Sagot :
Answer:
Food Appearance
The most important attribute of any food's appearance is its color, especially when it is directly associated with other food-quality attributes, for example the changes that take place during the ripening of fruit or the loss in color quality as food spoils or becomes stale. Every raw food and manufactured product has an acceptable range of color appearance that depends on factors associated with the consumer and the nature of the surroundings at time of judgment and the structure and pigmentation of the food itself. However, color specification alone is insufficient to define food appearance. The color quality of the illumination, in terms of intensity, color temperature and fidelity and the nature of the structure of the product all affect the appearance. The distribution of surface reflectance, the nature of internally scattered light, and the pigmentation of the product are all necessary for a complete specification of appearance. Most important is the interaction of the food's structure with its variable light scatter and pigmentation, which affect opacity and translucency as well as the color. Small changes in scatter can produce greater changes in visual color appearance than are attributable to the normal range in pigment concentration in some products. It is important to distinguish between these, but this is not always carried out during color measurement with the consequence that erroneous interpretation of the data commonly results.

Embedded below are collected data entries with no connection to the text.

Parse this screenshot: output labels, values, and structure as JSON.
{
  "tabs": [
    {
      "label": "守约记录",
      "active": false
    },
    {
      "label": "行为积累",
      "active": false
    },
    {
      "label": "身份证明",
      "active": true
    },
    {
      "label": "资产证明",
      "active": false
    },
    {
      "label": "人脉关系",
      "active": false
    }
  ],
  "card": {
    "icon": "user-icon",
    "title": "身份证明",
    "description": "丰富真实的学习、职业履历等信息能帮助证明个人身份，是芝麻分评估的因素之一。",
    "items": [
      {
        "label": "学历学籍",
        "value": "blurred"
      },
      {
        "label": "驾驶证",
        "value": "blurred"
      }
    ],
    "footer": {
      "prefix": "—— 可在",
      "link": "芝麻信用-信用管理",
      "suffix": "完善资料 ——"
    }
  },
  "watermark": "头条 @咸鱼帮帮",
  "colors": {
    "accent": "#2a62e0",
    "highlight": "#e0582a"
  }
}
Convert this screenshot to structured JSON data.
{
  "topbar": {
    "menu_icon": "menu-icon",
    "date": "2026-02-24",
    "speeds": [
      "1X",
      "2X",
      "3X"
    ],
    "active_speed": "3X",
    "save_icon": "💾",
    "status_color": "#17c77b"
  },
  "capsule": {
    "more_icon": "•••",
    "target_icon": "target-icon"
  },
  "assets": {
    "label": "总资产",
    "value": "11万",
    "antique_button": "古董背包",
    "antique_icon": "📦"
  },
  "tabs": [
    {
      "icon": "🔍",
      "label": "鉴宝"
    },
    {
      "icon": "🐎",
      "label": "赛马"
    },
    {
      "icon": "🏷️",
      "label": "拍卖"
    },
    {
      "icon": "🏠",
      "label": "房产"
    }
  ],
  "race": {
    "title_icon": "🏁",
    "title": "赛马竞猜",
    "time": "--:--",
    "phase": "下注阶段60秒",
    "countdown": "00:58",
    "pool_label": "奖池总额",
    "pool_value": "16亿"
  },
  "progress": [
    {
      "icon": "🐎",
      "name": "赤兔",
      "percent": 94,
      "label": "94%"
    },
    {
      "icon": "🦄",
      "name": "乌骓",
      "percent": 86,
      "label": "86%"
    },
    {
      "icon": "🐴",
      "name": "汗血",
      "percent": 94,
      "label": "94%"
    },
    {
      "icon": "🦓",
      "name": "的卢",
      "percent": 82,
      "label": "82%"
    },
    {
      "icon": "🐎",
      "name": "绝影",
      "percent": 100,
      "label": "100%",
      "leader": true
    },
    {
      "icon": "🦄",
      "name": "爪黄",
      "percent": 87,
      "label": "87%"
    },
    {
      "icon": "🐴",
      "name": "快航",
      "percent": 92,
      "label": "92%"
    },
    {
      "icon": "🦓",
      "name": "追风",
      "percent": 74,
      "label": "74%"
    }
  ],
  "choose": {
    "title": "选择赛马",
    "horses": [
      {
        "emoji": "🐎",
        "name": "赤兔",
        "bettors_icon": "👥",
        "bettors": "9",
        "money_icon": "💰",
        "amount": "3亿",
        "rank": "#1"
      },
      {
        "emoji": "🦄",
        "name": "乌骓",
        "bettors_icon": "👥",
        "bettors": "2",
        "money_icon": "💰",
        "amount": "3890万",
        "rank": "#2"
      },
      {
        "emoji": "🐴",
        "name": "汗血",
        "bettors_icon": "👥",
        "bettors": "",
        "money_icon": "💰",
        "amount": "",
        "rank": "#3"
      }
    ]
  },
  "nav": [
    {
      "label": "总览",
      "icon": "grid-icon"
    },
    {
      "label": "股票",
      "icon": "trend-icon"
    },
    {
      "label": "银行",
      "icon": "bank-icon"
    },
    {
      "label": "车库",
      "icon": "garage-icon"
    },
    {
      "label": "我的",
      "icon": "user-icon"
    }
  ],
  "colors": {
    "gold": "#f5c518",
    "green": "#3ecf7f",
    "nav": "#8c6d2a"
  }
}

A food's appearance therefore can be reduced to two principal factors, the physical and the psychological. The physical factors consist of the geometrical, the food's dimensions of size, shape and intrinsic characteristic variability in uniformity and mass, and the optical, surface gloss or dullness, the nature and degree of pigmentation, and the light-scattering power of the food's structure. The objective, therefore, is to convert the physical to the psychological by translating the object's reflectance or transmittance spectrum into the tristimulus values and then to a defined color space.